Claire Tabouret — Le Grand Palais
L’exposition Claire Tabouret, D’un seul souffle, présentée au Grand Palais du 10 décembre au 15 mars 2026, offre une contreplongée dans le projet de l’artiste pour la recréation d’une partie des vitraux de l’église Notre-Dame de Paris. Face aux exigences d’une telle commande, que reste-t-il de la force d’une artiste que l’audace et la capacité à embrasser des thèmes puissants, en réinventant son regard, ont toujours caractérisée ?
La retenue et l’absence presque programmatique de prise de risque de ces tableaux, à l’image de leurs sujets, ne manque pas de surprendre. Dans cette succession, l’invention semble muselée ; l’œuvre, baignée d’un imaginaire mystique qui se répète sans surprise, paraît avoir arasé les légendes précédant cette formalisation d’une fête par l’Église, pourtant nombreuses et qui auraient pu infuser et faire dérailler cette imagerie fantasmatique de l’universalisme d’une institution qui continue chaque jour de le bafouer. Il est aisé d’imaginer que la portée politique du projet et l’emprise des autorités s’adjugeant la place de critiques ont bridé toute prétention véritablement artistique. Il n’en reste pas moins déchirant de constater cet impact quand il frappe une artiste de son calibre, capable d’une invention et d’une remise en question si profondes dans son travail habituel.

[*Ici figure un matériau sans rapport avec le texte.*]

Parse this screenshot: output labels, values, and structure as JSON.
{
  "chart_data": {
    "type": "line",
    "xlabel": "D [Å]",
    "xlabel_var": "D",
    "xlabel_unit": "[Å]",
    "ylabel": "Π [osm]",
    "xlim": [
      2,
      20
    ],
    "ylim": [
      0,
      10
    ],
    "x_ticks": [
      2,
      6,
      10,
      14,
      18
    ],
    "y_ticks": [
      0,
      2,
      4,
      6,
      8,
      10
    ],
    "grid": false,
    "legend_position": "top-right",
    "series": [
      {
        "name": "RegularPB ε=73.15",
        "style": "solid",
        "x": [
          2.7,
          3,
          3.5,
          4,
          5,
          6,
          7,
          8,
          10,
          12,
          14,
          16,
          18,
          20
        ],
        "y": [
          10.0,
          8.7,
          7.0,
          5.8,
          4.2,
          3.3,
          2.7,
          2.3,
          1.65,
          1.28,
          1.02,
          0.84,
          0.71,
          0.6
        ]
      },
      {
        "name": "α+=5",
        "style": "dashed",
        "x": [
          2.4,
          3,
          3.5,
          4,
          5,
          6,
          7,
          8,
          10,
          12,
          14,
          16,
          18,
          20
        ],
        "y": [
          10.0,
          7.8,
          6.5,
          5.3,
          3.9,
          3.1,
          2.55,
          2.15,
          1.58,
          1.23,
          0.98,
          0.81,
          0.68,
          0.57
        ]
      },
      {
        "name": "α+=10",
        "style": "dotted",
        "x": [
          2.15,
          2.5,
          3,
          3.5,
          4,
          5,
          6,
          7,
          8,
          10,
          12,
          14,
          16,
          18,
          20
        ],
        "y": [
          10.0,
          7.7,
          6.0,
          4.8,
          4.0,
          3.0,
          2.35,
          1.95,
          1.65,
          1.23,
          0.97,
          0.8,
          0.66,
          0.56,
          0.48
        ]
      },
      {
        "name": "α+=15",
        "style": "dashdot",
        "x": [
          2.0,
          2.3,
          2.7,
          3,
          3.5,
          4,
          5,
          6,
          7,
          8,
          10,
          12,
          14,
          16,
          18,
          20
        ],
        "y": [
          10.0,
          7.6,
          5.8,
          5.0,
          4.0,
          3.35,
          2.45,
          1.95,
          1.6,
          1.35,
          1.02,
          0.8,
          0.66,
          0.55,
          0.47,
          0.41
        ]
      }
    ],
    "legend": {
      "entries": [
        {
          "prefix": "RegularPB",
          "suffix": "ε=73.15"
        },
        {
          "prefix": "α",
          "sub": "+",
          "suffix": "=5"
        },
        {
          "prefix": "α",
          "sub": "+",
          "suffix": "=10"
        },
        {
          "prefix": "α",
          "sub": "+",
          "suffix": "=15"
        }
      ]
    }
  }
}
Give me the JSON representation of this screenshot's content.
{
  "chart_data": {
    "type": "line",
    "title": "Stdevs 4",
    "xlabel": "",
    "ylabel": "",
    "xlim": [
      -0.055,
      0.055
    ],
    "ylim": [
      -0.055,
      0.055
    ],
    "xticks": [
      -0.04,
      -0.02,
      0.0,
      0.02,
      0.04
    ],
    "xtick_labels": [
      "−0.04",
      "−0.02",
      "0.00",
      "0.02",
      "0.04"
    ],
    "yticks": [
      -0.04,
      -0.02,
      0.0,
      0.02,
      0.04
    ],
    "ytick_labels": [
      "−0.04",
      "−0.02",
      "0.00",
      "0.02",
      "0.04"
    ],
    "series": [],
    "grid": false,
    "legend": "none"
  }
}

Quant à la scénographie de l’exposition, elle frôle une fois encore l’irrespect dans cet espace du Grand Palais, décidément loin d’être prêt pour sa réouverture, il y a un an maintenant. Une succession sans âme et sans idée des compositions y jette l’œuvre en pâture au public, ramassée d’un côté de l’espace avec la régularité triste d’un matin de messe. Compte tenu des enjeux et de la curiosité d’une audience bien décidée à questionner le choix de l’artiste, cette présentation en bloc, dénuée de tout accompagnement réflexif et problématisé, manque cruellement d’ambition.
Ayant pour thème la Pentecôte, Claire Tabouret choisit l’harmonie comme fil conducteur pour une variation autour de l’unité dans la diversité. Composé de six baies dédiées chacune à une figure sanctifiée par l’Église, l’ensemble alterne les sujets (scènes de communions, procession de masse, paysage naturel) en répondant chaque fois à une citation. En écho à cet épisode fondateur, l’artiste cherche effectivement à faire sentir la portée “extérieure” de la Pentecôte, cette découverte mythologique, par les sens, de la nature divine “redescendue” parmi les hommes.
Et l’on perçoit, en effet, dans la suspension des regards, dans l’effacement quasi total de la singularité du corps, une forme de magnétisme issu du hors-champ, du divin. C’est certainement dans ce retrait de l’humain, dans cette destruction éthérée de la singularité des êtres, que l’artiste répond le mieux à la pensée catholique de l’épisode, réduisant l’individu à un simple serviteur, premier passeur du spectacle de sa finitude. Et porteur d’une faute originelle qui permettra à l’institution de s’ériger en porte-voix d’une moralité définissant les normes de son corps, l’inégalité selon elle de ses genres et l’humanité même de sa sexualité.
Un corset qu’il appartient à chacun d’apprécier mais dont l’œuvre de l’artiste ne fait que légèrement dévier. Si l’ensemble maintient une cohérence chromatique et formelle, certaines singularités affleurent : un regard plus insistant, un détail qui ajuste la focale et laisse saillir une étrangeté qui brise l’unité. À l’image de ce visage féminin qui éclate d’un déséquilibre interne sans parvenir à convaincre totalement. Des points d’intérêt donc, mais loin d’être assez nombreux et virant, eux aussi, au pathos de leur contexte. On pourra regretter surtout que l’étude qui fait face aux baies — et qui assume jusqu’au délitement cette dissolution de l’identité — n’ait pas trouvé une place plus organique au sein même de cet ensemble, amplifiant le propos par un geste fort.
Malgré les contraintes palpables, certains traits nous rappellent quelle grande peintre est Claire Tabouret, capable, par une différence subtile de traitement des contrastes voisins (à l’image notamment de deux visages féminins), de produire un hiatus visuel qui inonde l’entour d’une lumière impossible et confère à ses regards le vertige d’une profondeur infinie. Le sacrifice aux exigences institutionnelles, s’il a bridé l’audace, n’aura peut-être pas été vain s’il permet de dénicher ces éclairs qui prouvent que l’art, même soumis, conserve ses droits.
Médiatrice d’une contrainte institutionnelle qui dépasse notre présent, Claire Tabouret parvient ainsi, même difficilement, à faire bruisser les murmures de sa singularité. Et construit par là une œuvre qui, en fuyant la frontalité, du regard comme de ses sujets, s’articule et se concrétise avec la transparence promise à son support.